Saya tahu, teman-teman saya, mahasiswa Indonesia, yang berada di negara Eropa lainnya mungkin akan merasa iri melihat foto dan catatan saya menyaksikan aurora, karena aurora hanya ada di langit utara. Tapi saya juga perlu memberi tahu bahwa tinggal di Trondheim menuntut ketahanan mental.

Bagaimanapun, kota yang topografinya berbukit dan beriklim maritim ini bisa dibilang cukup terpencil. Ya, Norwegia, seperti juga Swedia, adalah negeri yang sunyi. Di dua negara Skandinavia ini, wilayah yang dimanfaatkan tak lebih dari 4 persen. Selebihnya hanya lahan kosong, hutan, danau, dan semacamnya. Setelah Oslo, kota besar terdekat dari Trondheim adalah Bergen, yang berjarak sekitar 650 kilometer.

Kesunyian mungkin akan terasa semakin menjadi-jadi saat musim dingin begitu panjang, dan salju masih tetap saja turun bahkan hingga awal bulan Mei. Rumput tak kunjung menghijau, pepohonan masih kerontang, dan langit cukup sering berwajah muram. Saya kadang menjadi agak heran, mengapa St. Olav dahulu menamai kota ini Trondheim, yang berarti "rumah yang nyaman ditinggali"?
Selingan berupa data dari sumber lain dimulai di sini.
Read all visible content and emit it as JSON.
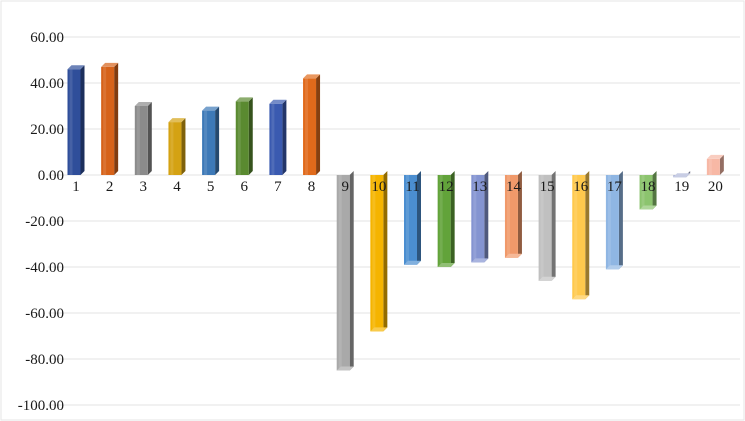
{
  "chart_data": {
    "type": "bar",
    "style": "3d-column",
    "grid": true,
    "legend": "none",
    "ylim": [
      -100,
      60
    ],
    "ytick_step": 20,
    "ytick_labels": [
      "60.00",
      "40.00",
      "20.00",
      "0.00",
      "-20.00",
      "-40.00",
      "-60.00",
      "-80.00",
      "-100.00"
    ],
    "categories": [
      "1",
      "2",
      "3",
      "4",
      "5",
      "6",
      "7",
      "8",
      "9",
      "10",
      "11",
      "12",
      "13",
      "14",
      "15",
      "16",
      "17",
      "18",
      "19",
      "20"
    ],
    "values": [
      46,
      47,
      30,
      23,
      28,
      32,
      31,
      42,
      -85,
      -68,
      -39,
      -40,
      -38,
      -36,
      -46,
      -54,
      -41,
      -15,
      -1,
      7
    ],
    "colors": [
      "#2f4e9a",
      "#d66219",
      "#8b8b8b",
      "#d4a213",
      "#3d79b7",
      "#5a8a30",
      "#3a5ab0",
      "#e06a1b",
      "#a9a9a9",
      "#f5b400",
      "#4b8ed0",
      "#62a33a",
      "#8494d1",
      "#f0996a",
      "#c0c0c0",
      "#ffc94d",
      "#8fb6e3",
      "#8cc46e",
      "#b0b8d8",
      "#f7b8a5"
    ]
  }
}
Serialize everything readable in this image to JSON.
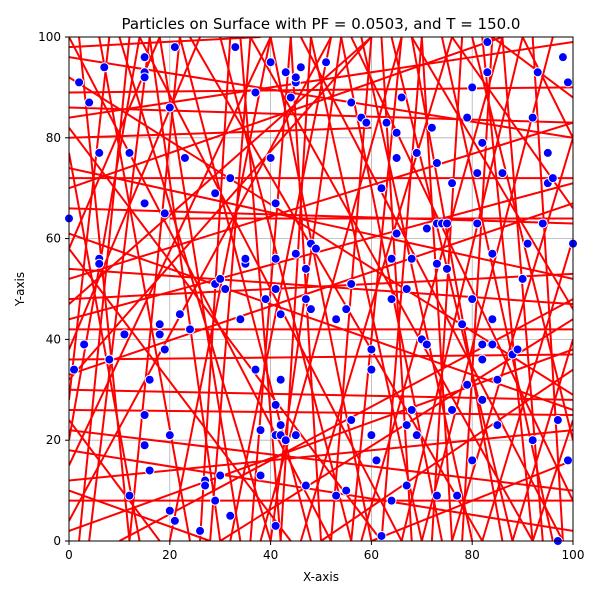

Saya bertanya-tanya, jika awal Mei salju masih turun, seperti saat saya menulis catatan ini, lalu kapan saya akan menikmati daun dan bunga-bunga yang bersemi? Semoga Juni. Ya, mungkin Juni, bersama Judas Priest yang akan mengentak dan meramaikan Kota Trondheim dalam ajang festival musik rock tahunan (Trondheim Rock) di sini.

Memandangi butiran salju yang turun pagi ini, saya pun berharap semoga salju yang saya saksikan di pekan pertama bulan Mei ini tak akan menjadi salju terakhir dalam pengalaman hidup saya.


Tulisan ini dimuat di Koran Tempo, 23 Mei 2010.

8 komentar:

topantopian said...

mantap tulisannya pak. saya iri, soalnya saya selalu ingin ke skandinavia, dan berfoto di Sverd i Fjell. atau nonton konser2 metal.pasti sangat epik..salam

M. Habiburrahman said...

Waaah... bangsa Viking itu kaum barbar terahir di muka bumi menurut Empire II Conquerror, beruntung sekali bisa singgah di kampung halaman mereka.. Kota putih...

M Mushthafa said...

Sayangnya saya di sini ga sempat jalan ke mana-mana menikmati keindahan alam lainnya di Norwegia. Saya tiba di sini awal Februari. Sampai awal April, bisa dibilang salju turun tiap hari. Setelah itu saya langsung sibuk di jalur studi sampai pertengahan Juni, sebelum saya segera pulang nanti.

lamanday said...

juli kau dah pulang ke indo gus..jd pikir2 lagi mau jenguk trondheim, rumah yang nyaman ini

Achmad Fawaid said...

Bagus sekali tulisannya, ra. Saya gak bisa komen apa2 jadinya. bagus dech pokoknya. he

M Mushthafa said...

Fawaid, terima kasih atas komentarnya. Keindahan alam Skandinavia telah melahirkan tulisan ini..

Wahyu Alam said...

Senang membaca tulisan ini. Seperti dibawa langsung tinggal di Norwegia. Salam kenal dari blogger Madura, Plat-M. Semoga ada kesempatan untuk belajar menulis ke Ra Mustov. :)

Wazifa Cylindrica said...

Terima kasih sudah menulis, Pak.
Saya suka tulisan-tulisannya.
Kuliah di Norwegia ambil bidang apa, pak?